Allen would cut it all down. Let in some light. Put in a tennis court.
Earl Garf’s boxy green Chevy van sat like a guard dog in the turnaround in front of the garage. Allen parked behind the van, got out, and noted a bubbling of rust along the driver’s side of the van’s rocker panels. He was expected, so Earl would stay in the basement, out of sight until summoned to drive Jolene into town. But he’d make enough noise to intrude, to let Allen know he wasn’t far away. That had been the daily drill every time he’d checked in on Hank since they’d foolishly brought him home.
Allen mounted the simple brick porch and pressed the bell.

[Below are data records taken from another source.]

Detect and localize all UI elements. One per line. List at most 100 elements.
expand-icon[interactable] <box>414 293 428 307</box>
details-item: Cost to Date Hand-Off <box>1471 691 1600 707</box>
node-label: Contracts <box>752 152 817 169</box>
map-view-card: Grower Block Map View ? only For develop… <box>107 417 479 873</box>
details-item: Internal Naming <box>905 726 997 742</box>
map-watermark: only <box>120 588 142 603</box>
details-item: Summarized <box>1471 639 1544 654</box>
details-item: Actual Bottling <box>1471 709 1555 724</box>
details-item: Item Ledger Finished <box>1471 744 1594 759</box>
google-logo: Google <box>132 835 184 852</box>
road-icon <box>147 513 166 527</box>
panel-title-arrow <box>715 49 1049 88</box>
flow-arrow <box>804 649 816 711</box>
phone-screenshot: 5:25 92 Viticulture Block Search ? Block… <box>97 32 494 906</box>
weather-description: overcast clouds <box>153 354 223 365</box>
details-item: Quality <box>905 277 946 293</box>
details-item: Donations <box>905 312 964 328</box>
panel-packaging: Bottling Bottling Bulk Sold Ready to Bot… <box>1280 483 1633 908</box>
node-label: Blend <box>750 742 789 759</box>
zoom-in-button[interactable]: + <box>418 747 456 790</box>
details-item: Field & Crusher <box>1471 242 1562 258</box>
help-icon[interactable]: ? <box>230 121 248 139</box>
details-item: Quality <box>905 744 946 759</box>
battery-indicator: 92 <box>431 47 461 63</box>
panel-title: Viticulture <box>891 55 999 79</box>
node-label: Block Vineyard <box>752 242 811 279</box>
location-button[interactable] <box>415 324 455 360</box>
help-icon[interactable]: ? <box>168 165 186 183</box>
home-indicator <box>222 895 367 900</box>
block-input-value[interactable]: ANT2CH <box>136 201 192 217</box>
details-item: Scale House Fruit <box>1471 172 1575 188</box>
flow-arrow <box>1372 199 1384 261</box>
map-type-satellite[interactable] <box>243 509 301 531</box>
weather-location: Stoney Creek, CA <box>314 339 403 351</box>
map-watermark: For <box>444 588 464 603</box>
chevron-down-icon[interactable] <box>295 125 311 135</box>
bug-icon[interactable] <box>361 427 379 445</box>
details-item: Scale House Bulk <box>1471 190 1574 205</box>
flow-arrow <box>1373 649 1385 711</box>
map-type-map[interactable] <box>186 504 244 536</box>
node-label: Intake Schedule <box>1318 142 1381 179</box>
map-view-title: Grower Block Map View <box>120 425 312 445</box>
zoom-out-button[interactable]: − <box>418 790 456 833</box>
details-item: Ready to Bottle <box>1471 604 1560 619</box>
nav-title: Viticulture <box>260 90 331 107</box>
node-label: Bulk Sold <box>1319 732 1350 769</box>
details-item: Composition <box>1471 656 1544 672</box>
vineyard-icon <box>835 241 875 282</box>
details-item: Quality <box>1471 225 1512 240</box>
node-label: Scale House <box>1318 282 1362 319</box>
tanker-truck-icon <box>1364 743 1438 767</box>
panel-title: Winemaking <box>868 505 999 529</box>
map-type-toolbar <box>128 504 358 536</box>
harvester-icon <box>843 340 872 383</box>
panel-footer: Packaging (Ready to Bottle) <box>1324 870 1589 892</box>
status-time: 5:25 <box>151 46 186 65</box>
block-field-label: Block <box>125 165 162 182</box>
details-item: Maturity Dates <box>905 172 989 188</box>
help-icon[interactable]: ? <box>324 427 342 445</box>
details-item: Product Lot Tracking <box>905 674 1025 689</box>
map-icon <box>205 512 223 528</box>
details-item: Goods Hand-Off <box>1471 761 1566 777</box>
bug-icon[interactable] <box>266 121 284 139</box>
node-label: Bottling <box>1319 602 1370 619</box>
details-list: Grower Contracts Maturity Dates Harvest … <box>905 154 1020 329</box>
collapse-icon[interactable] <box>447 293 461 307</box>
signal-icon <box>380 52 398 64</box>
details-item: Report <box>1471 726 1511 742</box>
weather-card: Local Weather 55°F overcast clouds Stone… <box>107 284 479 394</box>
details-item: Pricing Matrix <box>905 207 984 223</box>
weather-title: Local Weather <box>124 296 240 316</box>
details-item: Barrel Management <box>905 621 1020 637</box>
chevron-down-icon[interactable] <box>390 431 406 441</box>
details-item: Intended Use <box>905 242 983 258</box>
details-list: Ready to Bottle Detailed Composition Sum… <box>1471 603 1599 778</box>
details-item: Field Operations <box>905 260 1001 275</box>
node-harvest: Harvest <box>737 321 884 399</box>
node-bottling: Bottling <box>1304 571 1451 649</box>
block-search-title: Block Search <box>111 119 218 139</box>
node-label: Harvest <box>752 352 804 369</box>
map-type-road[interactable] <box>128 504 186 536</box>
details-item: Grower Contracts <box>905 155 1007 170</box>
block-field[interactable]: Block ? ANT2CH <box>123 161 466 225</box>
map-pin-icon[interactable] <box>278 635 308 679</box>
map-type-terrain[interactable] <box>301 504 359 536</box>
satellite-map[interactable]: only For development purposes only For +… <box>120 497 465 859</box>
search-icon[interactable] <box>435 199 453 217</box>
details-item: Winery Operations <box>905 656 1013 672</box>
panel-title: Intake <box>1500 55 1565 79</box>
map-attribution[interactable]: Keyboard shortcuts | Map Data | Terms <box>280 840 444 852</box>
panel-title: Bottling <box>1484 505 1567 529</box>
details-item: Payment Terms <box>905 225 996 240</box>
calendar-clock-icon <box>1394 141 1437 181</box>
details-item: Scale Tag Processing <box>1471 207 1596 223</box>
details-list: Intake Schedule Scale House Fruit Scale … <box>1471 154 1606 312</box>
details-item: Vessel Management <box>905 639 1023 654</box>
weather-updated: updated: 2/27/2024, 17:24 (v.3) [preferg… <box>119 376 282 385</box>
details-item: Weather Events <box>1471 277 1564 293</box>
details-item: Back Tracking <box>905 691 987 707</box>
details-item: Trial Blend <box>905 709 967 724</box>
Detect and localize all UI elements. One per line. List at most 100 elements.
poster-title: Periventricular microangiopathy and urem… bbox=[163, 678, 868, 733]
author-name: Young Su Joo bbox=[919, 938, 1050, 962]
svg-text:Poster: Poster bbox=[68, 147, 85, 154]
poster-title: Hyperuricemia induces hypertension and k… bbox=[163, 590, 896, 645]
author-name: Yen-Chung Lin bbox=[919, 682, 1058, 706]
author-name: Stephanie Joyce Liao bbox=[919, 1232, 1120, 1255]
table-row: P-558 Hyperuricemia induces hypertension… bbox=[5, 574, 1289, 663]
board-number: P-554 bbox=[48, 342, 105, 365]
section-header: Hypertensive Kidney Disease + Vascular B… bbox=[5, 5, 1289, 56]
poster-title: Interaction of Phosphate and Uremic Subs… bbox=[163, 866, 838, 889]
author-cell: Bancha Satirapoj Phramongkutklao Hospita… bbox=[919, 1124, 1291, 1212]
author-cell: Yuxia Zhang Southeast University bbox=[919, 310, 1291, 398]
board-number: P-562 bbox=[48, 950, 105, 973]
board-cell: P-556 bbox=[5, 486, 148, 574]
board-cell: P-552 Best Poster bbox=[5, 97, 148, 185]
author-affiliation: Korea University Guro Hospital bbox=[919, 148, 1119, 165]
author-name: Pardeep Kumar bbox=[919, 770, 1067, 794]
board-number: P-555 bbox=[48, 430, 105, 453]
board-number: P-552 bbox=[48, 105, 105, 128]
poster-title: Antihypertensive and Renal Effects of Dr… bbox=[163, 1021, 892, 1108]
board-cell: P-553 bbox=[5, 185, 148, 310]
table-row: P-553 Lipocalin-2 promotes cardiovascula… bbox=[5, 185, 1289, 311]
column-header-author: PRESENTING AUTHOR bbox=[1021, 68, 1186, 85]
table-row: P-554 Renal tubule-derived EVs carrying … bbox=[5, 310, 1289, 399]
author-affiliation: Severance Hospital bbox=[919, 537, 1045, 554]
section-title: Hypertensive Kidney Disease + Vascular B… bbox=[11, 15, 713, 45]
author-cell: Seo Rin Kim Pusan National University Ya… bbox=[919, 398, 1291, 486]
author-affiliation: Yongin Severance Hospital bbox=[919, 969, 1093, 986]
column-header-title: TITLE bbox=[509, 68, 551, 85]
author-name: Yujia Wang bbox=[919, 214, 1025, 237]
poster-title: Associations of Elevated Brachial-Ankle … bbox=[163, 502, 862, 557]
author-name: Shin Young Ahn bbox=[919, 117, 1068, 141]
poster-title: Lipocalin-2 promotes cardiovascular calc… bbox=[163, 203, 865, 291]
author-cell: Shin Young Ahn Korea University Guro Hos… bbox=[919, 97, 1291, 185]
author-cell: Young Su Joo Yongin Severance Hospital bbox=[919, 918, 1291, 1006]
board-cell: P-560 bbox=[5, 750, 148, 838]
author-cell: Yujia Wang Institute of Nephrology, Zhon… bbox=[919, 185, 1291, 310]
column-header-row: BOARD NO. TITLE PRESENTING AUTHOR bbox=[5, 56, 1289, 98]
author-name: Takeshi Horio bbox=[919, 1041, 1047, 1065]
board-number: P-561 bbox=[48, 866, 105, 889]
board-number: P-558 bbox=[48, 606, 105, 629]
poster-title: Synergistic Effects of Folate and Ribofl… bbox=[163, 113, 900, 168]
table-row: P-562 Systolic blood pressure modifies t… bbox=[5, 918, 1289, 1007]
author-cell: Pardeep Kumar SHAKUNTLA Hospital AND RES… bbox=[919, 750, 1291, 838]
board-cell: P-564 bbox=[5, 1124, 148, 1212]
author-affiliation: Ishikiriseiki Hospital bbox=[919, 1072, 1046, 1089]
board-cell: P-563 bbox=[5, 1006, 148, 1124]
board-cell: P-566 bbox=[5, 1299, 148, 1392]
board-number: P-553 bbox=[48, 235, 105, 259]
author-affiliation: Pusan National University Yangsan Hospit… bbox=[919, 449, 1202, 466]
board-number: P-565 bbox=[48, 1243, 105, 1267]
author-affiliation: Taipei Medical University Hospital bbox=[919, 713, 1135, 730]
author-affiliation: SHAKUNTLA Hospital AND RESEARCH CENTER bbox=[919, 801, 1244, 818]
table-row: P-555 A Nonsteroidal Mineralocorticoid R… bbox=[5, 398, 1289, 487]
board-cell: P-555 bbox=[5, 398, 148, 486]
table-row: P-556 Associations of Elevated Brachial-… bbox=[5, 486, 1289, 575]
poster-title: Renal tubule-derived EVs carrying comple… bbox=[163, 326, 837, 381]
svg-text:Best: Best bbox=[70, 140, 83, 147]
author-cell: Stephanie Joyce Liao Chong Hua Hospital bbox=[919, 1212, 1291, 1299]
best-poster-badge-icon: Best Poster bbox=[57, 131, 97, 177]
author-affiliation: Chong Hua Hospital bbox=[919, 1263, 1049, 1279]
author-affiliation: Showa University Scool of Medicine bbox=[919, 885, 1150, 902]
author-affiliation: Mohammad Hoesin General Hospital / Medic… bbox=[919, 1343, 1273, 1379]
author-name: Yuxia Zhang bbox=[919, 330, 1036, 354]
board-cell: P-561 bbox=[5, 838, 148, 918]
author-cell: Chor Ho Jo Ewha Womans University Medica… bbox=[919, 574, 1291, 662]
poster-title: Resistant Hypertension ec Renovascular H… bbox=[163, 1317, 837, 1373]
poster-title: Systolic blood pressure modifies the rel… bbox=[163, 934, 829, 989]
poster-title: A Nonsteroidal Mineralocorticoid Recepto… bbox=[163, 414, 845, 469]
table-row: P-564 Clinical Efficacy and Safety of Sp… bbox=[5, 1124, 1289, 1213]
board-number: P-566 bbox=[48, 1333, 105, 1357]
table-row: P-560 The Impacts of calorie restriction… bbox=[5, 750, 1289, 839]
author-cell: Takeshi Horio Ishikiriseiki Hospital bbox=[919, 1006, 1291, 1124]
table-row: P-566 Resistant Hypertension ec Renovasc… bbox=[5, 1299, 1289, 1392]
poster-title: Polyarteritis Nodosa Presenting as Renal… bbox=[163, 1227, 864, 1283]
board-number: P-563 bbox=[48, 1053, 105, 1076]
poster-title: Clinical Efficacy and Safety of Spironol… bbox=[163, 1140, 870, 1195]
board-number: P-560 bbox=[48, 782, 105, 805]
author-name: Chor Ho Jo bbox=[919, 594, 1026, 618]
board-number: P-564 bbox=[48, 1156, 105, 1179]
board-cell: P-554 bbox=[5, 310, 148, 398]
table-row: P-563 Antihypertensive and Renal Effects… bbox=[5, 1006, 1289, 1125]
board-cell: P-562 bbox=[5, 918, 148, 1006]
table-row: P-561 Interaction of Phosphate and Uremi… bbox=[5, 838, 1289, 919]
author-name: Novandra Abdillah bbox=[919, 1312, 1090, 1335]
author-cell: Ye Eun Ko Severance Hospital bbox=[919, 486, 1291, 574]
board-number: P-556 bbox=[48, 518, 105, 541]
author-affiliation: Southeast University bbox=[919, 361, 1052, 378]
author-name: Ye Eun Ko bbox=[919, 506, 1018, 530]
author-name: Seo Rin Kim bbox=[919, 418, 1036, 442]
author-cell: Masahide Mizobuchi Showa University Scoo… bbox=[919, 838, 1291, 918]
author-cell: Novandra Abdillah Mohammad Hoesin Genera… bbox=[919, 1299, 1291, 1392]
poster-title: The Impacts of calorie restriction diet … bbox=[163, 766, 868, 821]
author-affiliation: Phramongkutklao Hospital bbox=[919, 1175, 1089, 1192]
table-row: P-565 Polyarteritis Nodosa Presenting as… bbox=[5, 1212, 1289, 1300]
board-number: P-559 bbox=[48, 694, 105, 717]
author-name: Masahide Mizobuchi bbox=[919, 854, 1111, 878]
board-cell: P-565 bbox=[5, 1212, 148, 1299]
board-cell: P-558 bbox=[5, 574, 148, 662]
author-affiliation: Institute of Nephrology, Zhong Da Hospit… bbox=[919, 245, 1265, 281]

Jolene opened the door and Allen sniffed. The secondhand smoke of Hank’s Camel straights still lingered inside the house.
Seeing her, he wanted to take her all at once, like medicine. Like tonic. But he controlled himself and disguised his disappointment at the way she had renounced makeup and shorn her long hair. He was used to the suffering look that bleached the faces of families of terminal patients. But he didn’t like seeing it on her.
This morning, fresh from the shower, she wore gray sweatpants and a blue, armless T-shirt. It was very warm in the house so she was barefooted.
“Hello, Allen,” she said, very friendly.
“How’re you doing, Jo.” His eyes flew to the firm white magnets of her bare upper arms. Veered away.
She merely nodded, letting the weary smile play across her lips as she took his coat. He kicked off his shoes as she hung his coat in the hall closet, and as she turned back to him he was minutely aware of the entire volume of her body, the air it displaced and the smooth way it moved. She was all surface, image.
It occurred to him that he could only visualize the interior of anesthetized draped bodies on an operating table. He could not see past the surface of moving bodies. This insight bothered him slightly.